Second-prize winner Rumill built her shack as her senior exhibition project at Mount Desert Island High School. She grew up ice fishing, her dad has always owned shacks, and Rumill said she wanted one of her own. Working with mentor Derek Wescott, she built a flashy shanty that’s outfitted with pink milk crates and pink curtains.
“I thought I’d make it really girly because I’m a girly kind of person,” Rumill said. “My favorite color’s pink and I just thought I would make it pink and black.”
And while the shack is more attractive than most, it is also well designed for fishing. The skis, for instance, are extra-wide, designed to make the shack easy to move from place to place.
“My mentor tried those skis on his ice tent and he said they really pulled through the snow,” Rumill said. “When I took it out on the pond I realized it’s really easy towing. It just skids like nothing.”
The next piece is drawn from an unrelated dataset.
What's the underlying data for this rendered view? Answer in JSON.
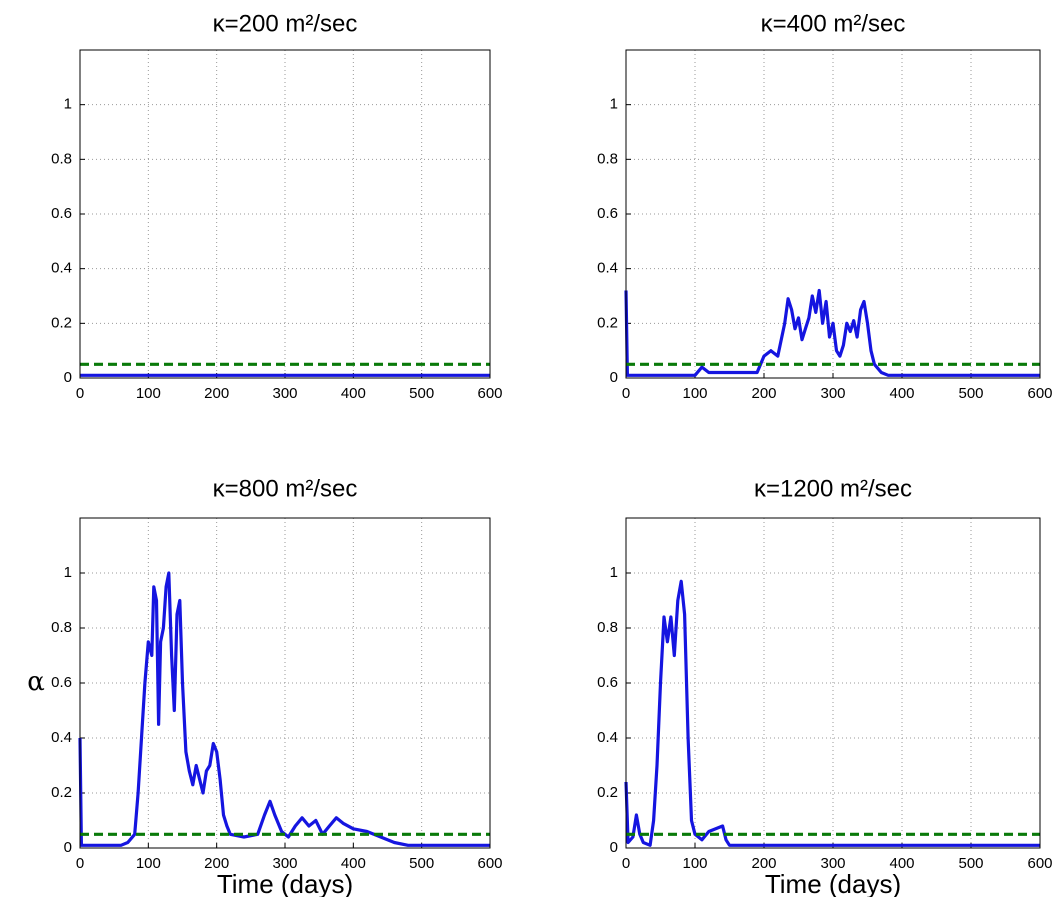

Third-place finisher Worden said he and his wife, Renee, brainstormed his boat shack to reflect his passion for the ocean. He spent a year building it out of whatever materials he could get his hands on.
“It’s all recycled material,” Worden said. “I really didn’t buy anything.”
The shack relies on 12-volt power to run lights, a CB radio and a two-way radio. All the wood on the back of the shack came from an actual boat. And while the outside window frames are actually toilet seats that look like portholes, there’s an actual porthole located elsewhere on the shack.
“My father-in-law gave me the porthole. He’s from Massachusetts and he does a lot of boating around Martha’s Vineyard, and he told me that the porthole was actually out of the [boat featured in the movie] ‘Jaws.’ I don’t know how true that is, because he’s a storyteller, but that’s what he told me.”
Worden said people who see his boat always want to know the same thing. And he always has a stock answer ready for them.
“It’s funny because everyone says, ‘Does that thing float?’ and I always say, ‘Only on hard water,’” Worden said with a laugh.